Photo: Terrones Lab/Penn State
A device to quickly capture and identify various strains of virus has been developed, according to researchers at Penn State and New York University.
Currently, virologists estimate that 1.67 million unknown viruses are in animals, a number of which can be transmitted to humans. Known viruses, such as H5N1, Zika and Ebola have caused widespread illness and death. The World Health Organization states that early detection can halt virus spread by enabling rapid deployment of countermeasures.
"We have developed a fast and inexpensive handheld device that can capture viruses based on size," said Mauricio Terrones, distinguished professor of physics, chemistry, and materials science and engineering at Penn State. "Our device uses arrays of nanotubes engineered to be comparable in size to a wide range of viruses. We then use Raman spectroscopy to identify the viruses based on their individual vibration."
This device, called a VIRRION, has a wide range of possible uses. For farmers, for example, early detection of a virus in the field can save an entire crop. Early detection of a virus in livestock can save a herd from illness. Humans also will benefit by the detection of viruses in minutes rather than in days with current methods. Because of its size and low cost, such a device would be useful in every doctor's office as well as in remote locations when disease outbreaks occur.

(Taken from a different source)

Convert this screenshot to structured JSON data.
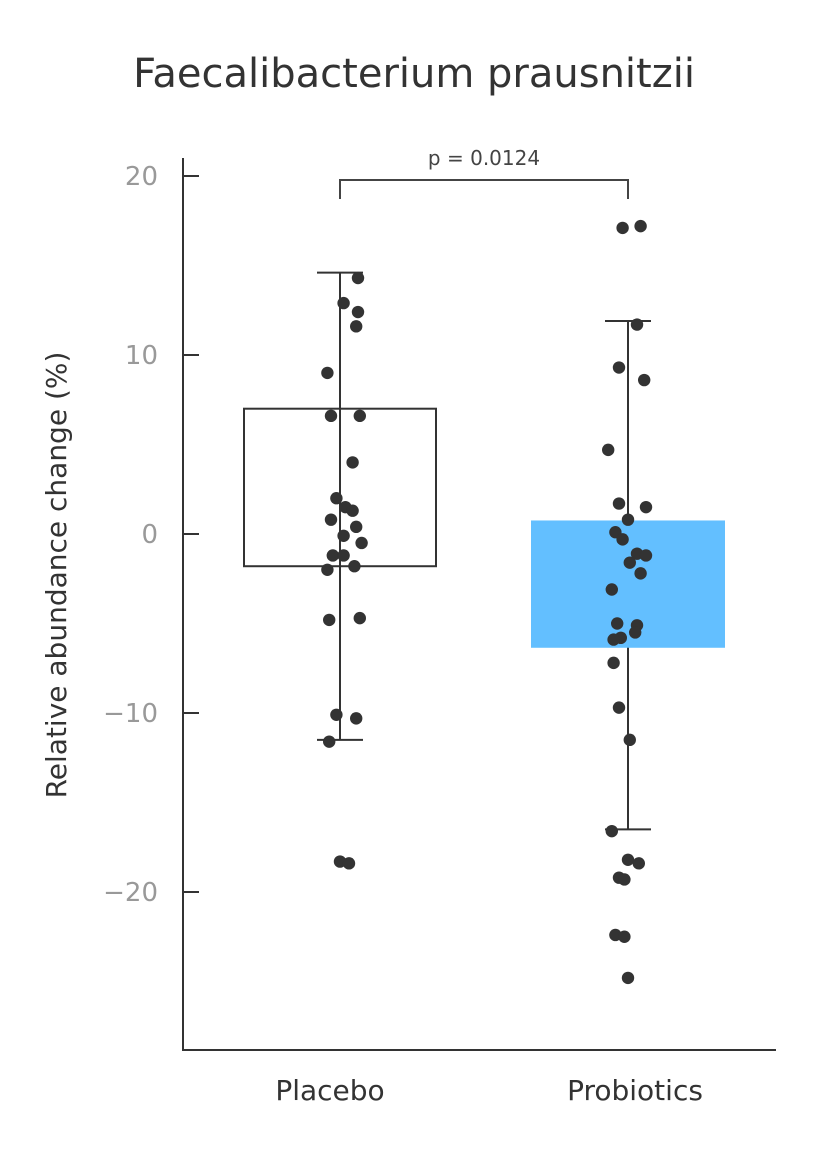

"Most current techniques require large and expensive pieces of equipment," Terrones said. "The VIRRION is a few centimeters across. We add gold nanoparticles to enhance the Raman signal so that we are able to detect the virus molecule in very low concentrations. We then use machine learning techniques to create a library of virus types."
According to Professor Elodie Ghedin, a virologist at NYU, "The VIRRION enables the rapid enrichment of virus particles from any type of sample—environmental or clinical—which jump-starts viral characterization. This has applications in virus emergence, virus discovery and in diagnosis. Eventually, we hope to use this device for the capture and sequencing of single virions, giving us a much better handle on the evolution of the virus in real-time."
Added lead author Ying-Ting Yeh, an assistant research professor in the Terrones group, "We synthesized a gradient of aligned carbon nanotube forest arrays to capture different viruses according to their size and detect them in-situ using Raman spectroscopy. We designed and assembled a portable platform that enriches virus particles from several milliliters of clinical samples in a couple of minutes."